Höhlenbegehungen ab 1. Oktober sind gesetzlich verboten

Der LNV macht darauf aufmerksam, dass vom 1. Oktober bis zum 31. März Fledermäuse in ihren Winterquartieren nicht gestört werden dürfen. Dieses Verbot ist im Bundesnaturschutzgesetz geregelt. In dieser Zeit sollten auch keine Begehungen oder Geocaching-Touren in Höhlen mit Fledermäusen stattfinden, wie sie teilweise von Outdoor-Anbietern oder Volkshochschulen angeboten werden.

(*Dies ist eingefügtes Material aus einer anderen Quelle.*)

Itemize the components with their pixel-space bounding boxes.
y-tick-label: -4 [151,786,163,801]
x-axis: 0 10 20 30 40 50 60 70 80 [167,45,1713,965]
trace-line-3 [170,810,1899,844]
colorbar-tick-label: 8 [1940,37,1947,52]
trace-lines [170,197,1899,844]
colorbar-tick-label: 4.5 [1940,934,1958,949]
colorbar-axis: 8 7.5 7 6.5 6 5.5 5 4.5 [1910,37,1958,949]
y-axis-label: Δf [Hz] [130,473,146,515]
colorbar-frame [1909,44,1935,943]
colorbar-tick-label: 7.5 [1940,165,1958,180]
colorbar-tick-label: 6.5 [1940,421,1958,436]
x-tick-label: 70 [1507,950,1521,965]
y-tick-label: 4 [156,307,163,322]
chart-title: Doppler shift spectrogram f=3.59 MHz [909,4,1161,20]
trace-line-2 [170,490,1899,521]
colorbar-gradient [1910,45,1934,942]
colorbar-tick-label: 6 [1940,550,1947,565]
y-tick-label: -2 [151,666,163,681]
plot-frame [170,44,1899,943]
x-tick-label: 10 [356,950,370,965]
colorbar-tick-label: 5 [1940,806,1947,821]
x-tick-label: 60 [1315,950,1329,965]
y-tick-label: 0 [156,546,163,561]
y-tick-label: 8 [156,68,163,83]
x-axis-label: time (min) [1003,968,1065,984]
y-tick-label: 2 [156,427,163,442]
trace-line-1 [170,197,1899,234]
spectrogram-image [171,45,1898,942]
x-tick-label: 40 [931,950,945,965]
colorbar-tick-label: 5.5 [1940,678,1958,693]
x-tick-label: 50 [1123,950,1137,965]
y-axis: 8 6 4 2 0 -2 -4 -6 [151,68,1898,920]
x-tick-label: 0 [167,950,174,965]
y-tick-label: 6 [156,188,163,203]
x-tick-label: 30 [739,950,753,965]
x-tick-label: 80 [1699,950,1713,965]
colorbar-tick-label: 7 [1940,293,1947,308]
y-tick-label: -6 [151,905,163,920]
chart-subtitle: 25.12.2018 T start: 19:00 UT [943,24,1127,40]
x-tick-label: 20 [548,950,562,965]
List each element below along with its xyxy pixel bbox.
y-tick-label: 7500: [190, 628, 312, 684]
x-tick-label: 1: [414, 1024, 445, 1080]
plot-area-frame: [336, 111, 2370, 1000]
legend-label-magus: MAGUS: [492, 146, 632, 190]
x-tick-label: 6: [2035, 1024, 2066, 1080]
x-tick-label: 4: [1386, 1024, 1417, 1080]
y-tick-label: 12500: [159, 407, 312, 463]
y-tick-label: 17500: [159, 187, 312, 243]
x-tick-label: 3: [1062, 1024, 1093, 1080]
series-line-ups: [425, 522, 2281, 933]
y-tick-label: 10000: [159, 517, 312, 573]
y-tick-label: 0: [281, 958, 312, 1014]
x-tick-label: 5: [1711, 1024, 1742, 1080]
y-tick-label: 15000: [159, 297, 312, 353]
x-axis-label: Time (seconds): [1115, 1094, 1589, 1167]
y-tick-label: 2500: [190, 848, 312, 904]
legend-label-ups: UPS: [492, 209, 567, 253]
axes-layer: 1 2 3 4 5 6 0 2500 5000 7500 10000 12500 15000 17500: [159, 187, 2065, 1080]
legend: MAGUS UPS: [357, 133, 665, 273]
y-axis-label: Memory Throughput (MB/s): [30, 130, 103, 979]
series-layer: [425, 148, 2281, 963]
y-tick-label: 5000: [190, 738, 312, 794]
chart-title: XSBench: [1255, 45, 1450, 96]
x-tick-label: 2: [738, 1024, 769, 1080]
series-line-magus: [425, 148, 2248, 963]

„Fast alle heimischen Fledermausarten sind als bedrohte Tierarten eingestuft. Nur durch besondere Schutzmaßnahmen können sie erhalten werden“, erklärt der Höhlenforscher Ralph Müller vom LNV. „Fledermäuse gehören zu den Säugetieren, die einen Winterschlaf halten. So überdauern sie die insektenarme Zeit des Jahres“, so Müller weiter. Während dieser Zeit befinden sich alle Lebensfunktionen der Tiere auf Sparflamme. „Der Herzschlag geht auf ungefähr zehn Schläge pro Minute zurück und die Körpertemperatur sinkt stark ab“, weiß der Experte.
Schon geringe Änderungen der Umgebungsbedingungen, wie etwa Geräusche, können dazu führen, dass Fledermäuse während des Winterschlafs gestört bzw. aufgeweckt werden. Für den Aufwachvorgang benötigt ihr Körper sehr viel von ihren im Herbst gesammelten Fettreserven. „Das kann für die streng geschützten Tiere tödlich enden“, mahnt Müller.
Die Winterschutzzeit oder auch Fledermausschutzzeit genannt – ist eine der besonders wichtigen Maßnahmen zur Arterhaltung. Fledermäuse sind nur die prominentesten Höhlenbewohner im Winter. Allerlei andere Tiere überwintern ebenfalls in den etwa drei bis neun Grad warmen Höhlen und Höhleneingängen.
Zum Schutz der Fledermäuse und anderer Arten bittet der Dachverband der Natur- und Umweltschutzverbände in Baden-Württemberg, die im Bundesnaturschutzgesetz (BNatSchG, §39, Abs. 6) festgeschriebenen Schutzzeiten vom 1. Oktober bis zum 31. März einzuhalten.